Обычно образованные ученики Киевской академии не очень желали распределяться священниками в «заграничные» монастыри. Это было своего рода наказанием. На Правобережной Украине обители были очень убогими и небезопасными, их теснили представители католицизма и унии. Решение Мелхиседека добровольно служить в Матронинском Троицком монастыре было очень странным и свидетельствовало о его мужестве и преданности православной вере.

Матронинский монастырь располагался на Чигиринщине и был одним из старейших на Украине. Он существовал еще с периода княжеской Украины, а после разрушения его татарами был восстановлен в 1620-ом году в соответствии с универсалом гетмана Петра Сагайдачного. Это было пустынное место, сама обитель была размещена среди густого леса. Ничто мирское не отвлекало чернецов от молитвы.

После семи лет усталого труда, в 1745-ом году, Мелхиседек Значок, уже как отец Мелхиседек Яворский, был избран и утвержден игуменом. Он сразу начал деятельность: боролся с деморализацией духовенства, всеми силами улучшал имидж «заграничных» парафиев и взгляд на важность их существования и дальнейшего развития.

В 1761-ом году епископ Геврасий Линцевский назначил игумена Мелхиседека Значка-Яворского главой всех православных монастырей и парафиев на Правобережной Украине. С этого времени Значок-Яворский развернул настоящую борьбу за православие.

Он старательно фиксировал факты религиозных репрессий польских властей и бомбардировал этими документами представителей как религиозной, так и гражданской власти.

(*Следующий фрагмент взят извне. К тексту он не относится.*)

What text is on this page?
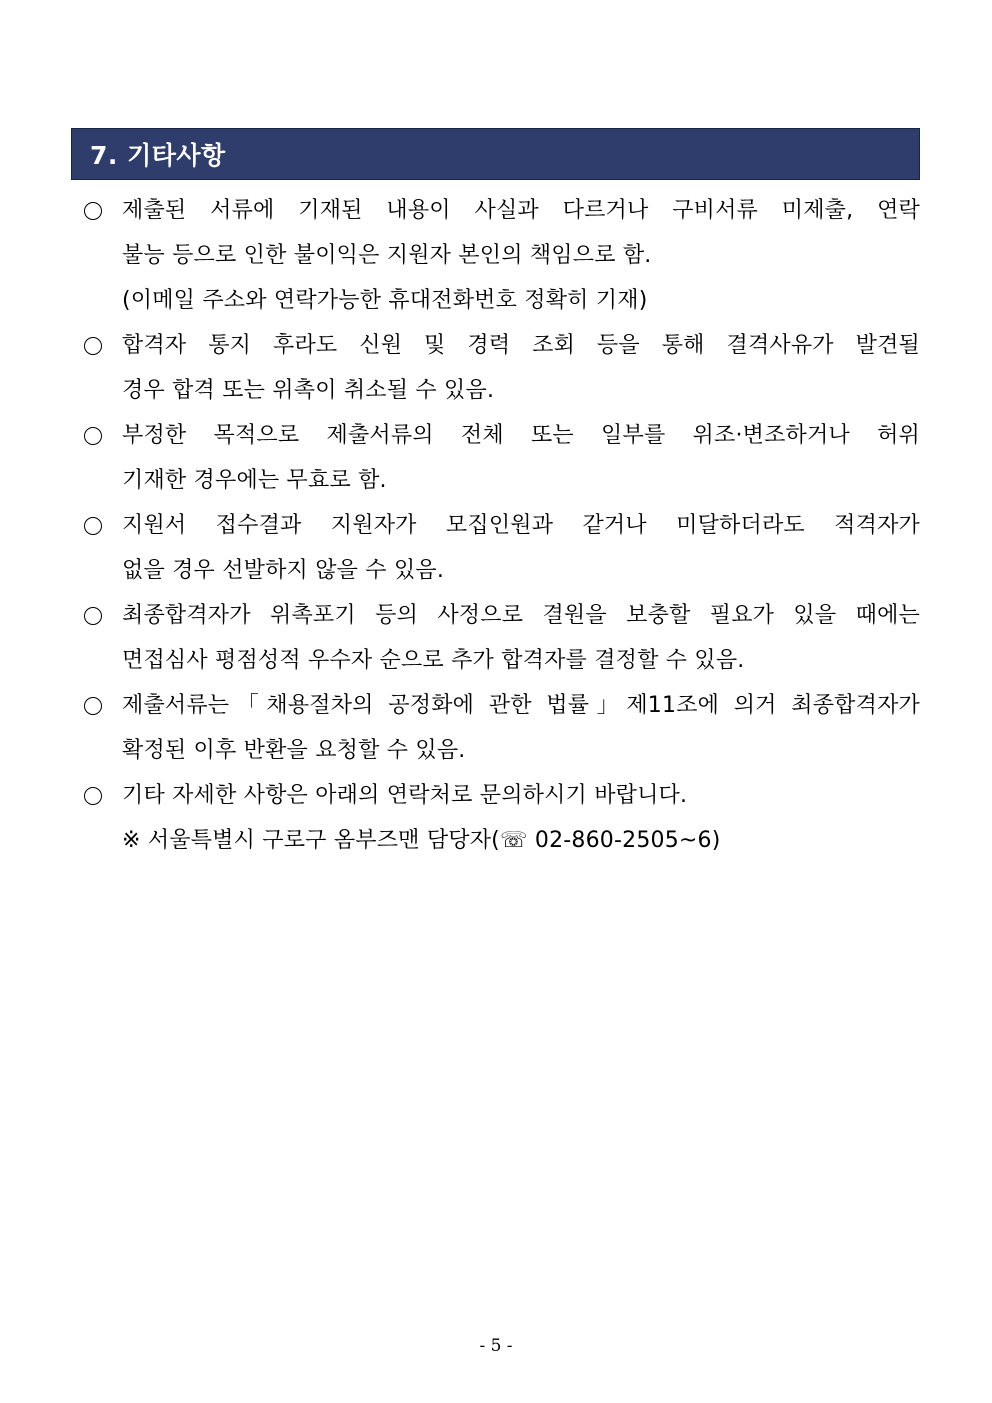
7. 기타사항
제출된 서류에 기재된 내용이 사실과 다르거나 구비서류 미제출, 연락
불능 등으로 인한 불이익은 지원자 본인의 책임으로 함.
(이메일 주소와 연락가능한 휴대전화번호 정확히 기재)
합격자 통지 후라도 신원 및 경력 조회 등을 통해 결격사유가 발견될
경우 합격 또는 위촉이 취소될 수 있음.
부정한 목적으로 제출서류의 전체 또는 일부를 위조·변조하거나 허위
기재한 경우에는 무효로 함.
지원서 접수결과 지원자가 모집인원과 같거나 미달하더라도 적격자가
없을 경우 선발하지 않을 수 있음.
최종합격자가 위촉포기 등의 사정으로 결원을 보충할 필요가 있을 때에는
면접심사 평점성적 우수자 순으로 추가 합격자를 결정할 수 있음.
제출서류는「채용절차의 공정화에 관한 법률」제11조에 의거 최종합격자가
확정된 이후 반환을 요청할 수 있음.
기타 자세한 사항은 아래의 연락처로 문의하시기 바랍니다.
※ 서울특별시 구로구 옴부즈맨 담당자(☏ 02-860-2505~6)
- 5 -
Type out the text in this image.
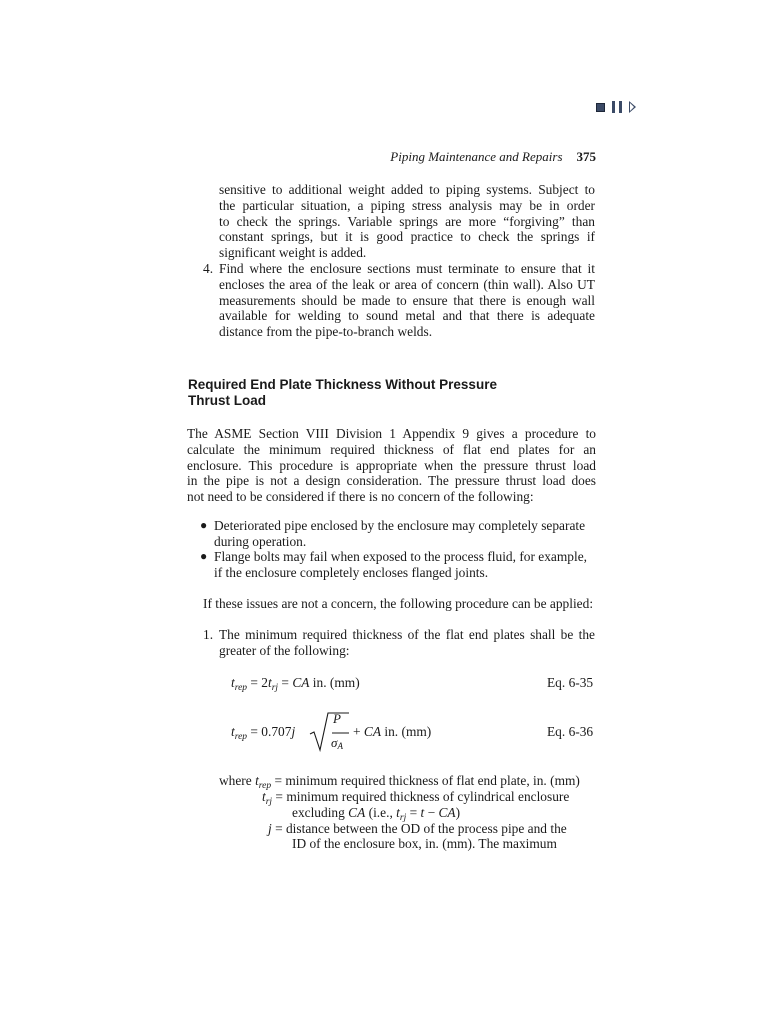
Piping Maintenance and Repairs 375
sensitive to additional weight added to piping systems. Subject to
the particular situation, a piping stress analysis may be in order
to check the springs. Variable springs are more “forgiving” than
constant springs, but it is good practice to check the springs if
significant weight is added.
4. Find where the enclosure sections must terminate to ensure that it
encloses the area of the leak or area of concern (thin wall). Also UT
measurements should be made to ensure that there is enough wall
available for welding to sound metal and that there is adequate
distance from the pipe-to-branch welds.
Required End Plate Thickness Without Pressure
Thrust Load
The ASME Section VIII Division 1 Appendix 9 gives a procedure to
calculate the minimum required thickness of flat end plates for an
enclosure. This procedure is appropriate when the pressure thrust load
in the pipe is not a design consideration. The pressure thrust load does
not need to be considered if there is no concern of the following:
● Deteriorated pipe enclosed by the enclosure may completely separate
during operation.
● Flange bolts may fail when exposed to the process fluid, for example,
if the enclosure completely encloses flanged joints.
If these issues are not a concern, the following procedure can be applied:
1. The minimum required thickness of the flat end plates shall be the
greater of the following:
$t_{rep} = 2t_{rj}$ = CA in. (mm)	Eq. 6-35
$t_{rep} = 0.707j$
P
$\sigma_A$
+ CA in. (mm)	Eq. 6-36
where $t_{rep}$ = minimum required thickness of flat end plate, in. (mm)
$t_{rj}$ = minimum required thickness of cylindrical enclosure
excluding CA (i.e., $t_{rj} = t - CA$)
j = distance between the OD of the process pipe and the
ID of the enclosure box, in. (mm). The maximum
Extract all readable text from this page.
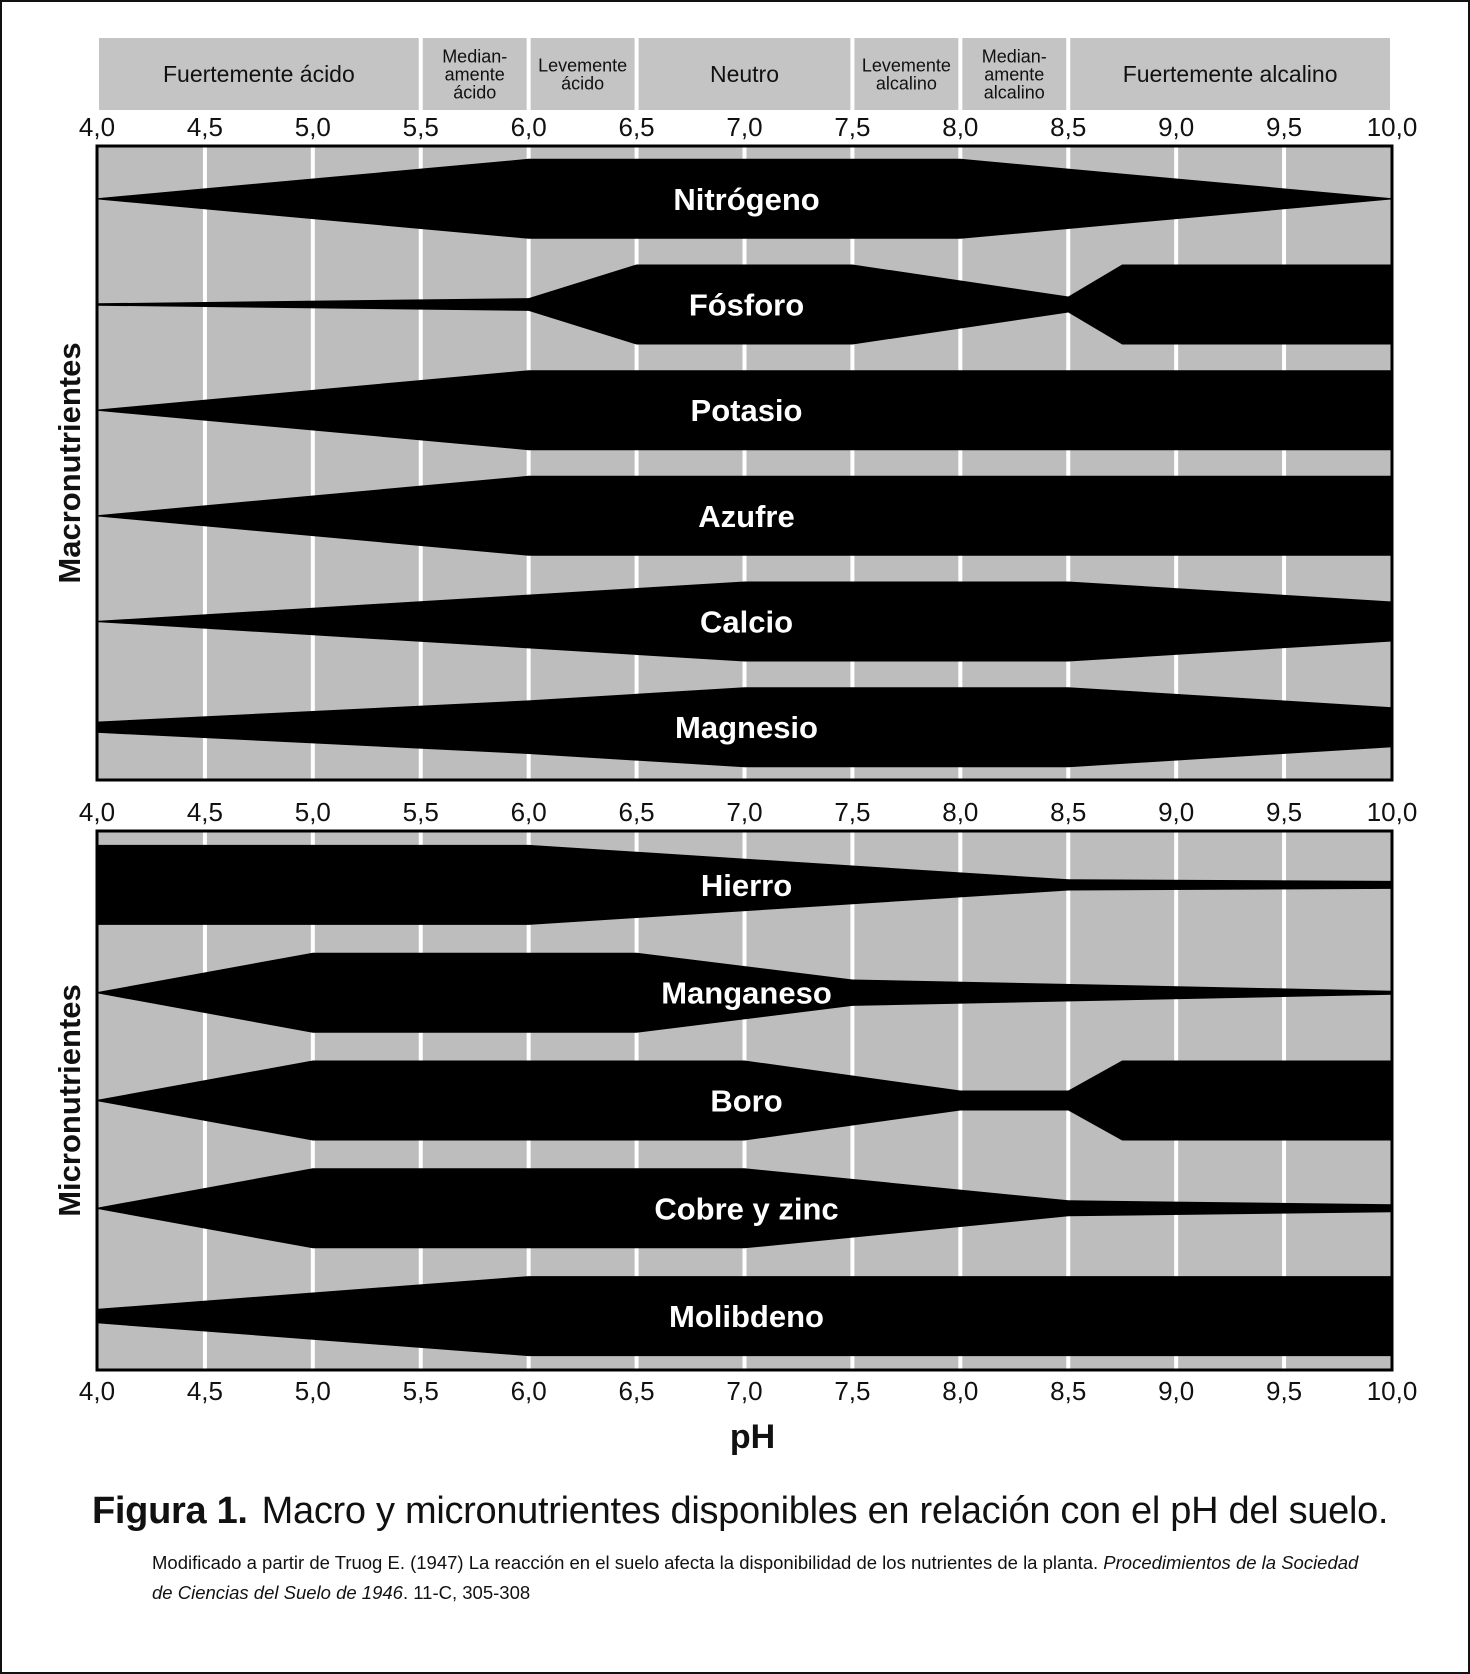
Fuertemente ácido
Median-
amente
ácido
Levemente
ácido	Neutro	Levemente
alcalino
Median-
amente
alcalino
Fuertemente alcalino
Nitrógeno
Fósforo
Potasio
Azufre
Calcio
Magnesio
Macronutrientes
Hierro
Manganeso
Boro
Cobre y zinc
Molibdeno
Micronutrientes
4,0	4,5	5,0	5,5	6,0	6,5	7,0	7,5	8,0	8,5	9,0	9,5 10,0
4,0	4,5	5,0	5,5	6,0	6,5	7,0	7,5	8,0	8,5	9,0	9,5 10,0
4,0	4,5	5,0	5,5	6,0	6,5	7,0	7,5	8,0	8,5	9,0	9,5 10,0
pH
Figura 1. Macro y micronutrientes disponibles en relación con el pH del suelo.
Modificado a partir de Truog E. (1947) La reacción en el suelo afecta la disponibilidad de los nutrientes de la planta. Procedimientos de la Sociedad de Ciencias del Suelo de 1946. 11-C, 305-308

Это был один из известных церковных деятелей в Украине, который последовательно и целенаправленно боролся за религиозные и национальные права украинского народа. Он очень быстро получил неслыханную популярность среди украинских крестьян, в 1765-ом году униатский декан Корсуня жаловался на него, так как много парафиев униатской церкви начали ходить просить прощение у Бога в Матронинский монастырь. Благодаря деятельности Мелхиседека численность православных людей выросла в несколько раз, а православных церквей было около 30, а стало больше, чем пять сотен. Такой энергичный православный деятель был костью в горле для польских властей. Мелхиседек добился аудиенции Екатерины II и просил у нее поддержки в защите православия. Царица Екатерина поручила московскому представителю в Варшаве решить это дело и, таким образом, сам Мелхиседек лично передал через представителя королю польскому большое досье, где были зафиксированы факты всякой неправды, какую чинили поляки православным священникам. Король был вынужден издать ряд документов, которые подтверждали права и льготы православных парафиев. И хотя запрещение гонения православного населения Польского королевства носило только декларативный характер, однако, это было большим достижением Мелхиседека.

Тем не менее, хотя это и формальные достижения, они не сошли Мелхиседеку с рук – украинский митрополит П. Володкович в мае 1766-го года начал судебную тяжбу с Мелхиседеком и другими игуменами украинских монастырей. Но Мелхиседек не приостанавливал своей деятельности ни на минуту, и продолжал вести борьбу за православие исключительно мирными методами. Он рассылал копии королевских привилегий парафиям, составлял акты о нарушениях прав и свобод православного населения и призывал российскую светскую и церковную власть на защиту православных на Правобережной Украине. Поляки не желали терпеть деятельность Мелхиседека, посылали против него войско. Весной 1766-го года он извещает епископу Геврасию: «Войско польское в несколько тысяч человек к нам на Смелянщину вступило… Священники убежали… Я остаюсь в монастыре, невзирая на все унижения…»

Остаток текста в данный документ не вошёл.